I am an anthropologist specializing in archaeology, as well as a public policy researcher. In both fields, my research relies heavily on geospatial methods to model social-environmental structures–from ecological niches to neighborhood demographics. This approach shows how these physical and social characteristics grow and change across a landscape, which significantly affects people and the communities they live in.

For example, my public policy research has focused on things like the effects of transit access and the food retail environment on health outcomes in different populations. In archaeology, my research has used spatial models to reconstruct landscapes and social structures, which help us understand how different aspects of societies affect their resilience–both in the past and present.

Societal Resilience

My main archaeological research revolves around whether societies vary in their resilience to dramatic change (such as “collapse”) based on the underlying environmental, social, and political characteristics of their communities. The goal is to bridge the gap both in our understanding of specific episodes of dramatic change (e.g., The Late Bronze Age Collapse), as well as the broader anthropological gap in understanding deep underlying factors that structure change in all complex societies.

If we are to address modern anxieties and overcome the enormous challenges facing us, we need to build models for societal resilience that identify the most important social-ecological dynamics of past societies–the traits that helped them adapt in the face of crisis instead of collapse.

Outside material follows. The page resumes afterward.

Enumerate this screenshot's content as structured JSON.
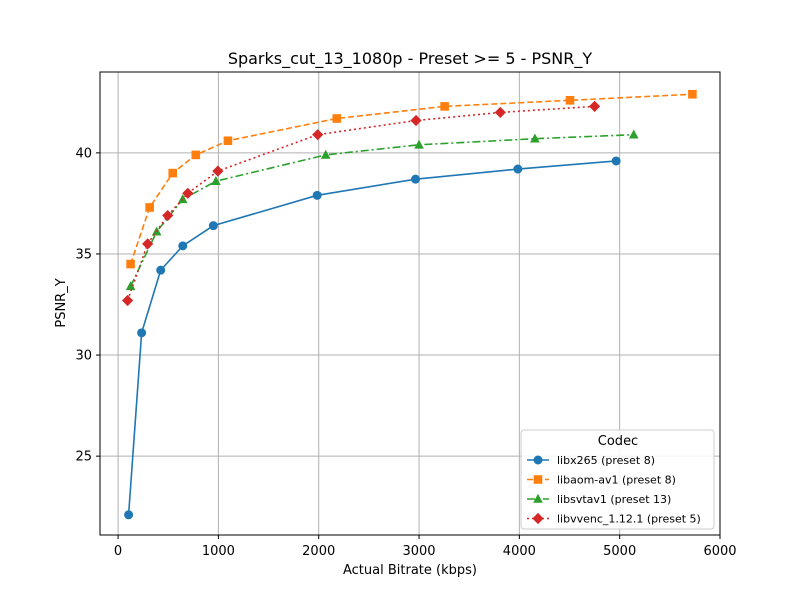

In this way, we can reveal strategies to bolster the resilience of our societies before it is too late.

My goal is to bring these insights to a broader audience and help people understand what archaeology has to say about the past, present and future!

How do we know what we know in archaeology?

While the main goal of this blog is to explore the resilience of past societies, I also hope to provide examples of how archaeologists know what they know about past societies. This will include everything from the survey and excavation data that form the foundation of archaeological analysis to the ethnographic analogies that allow us to draw conclusions about human culture and behavior from those data.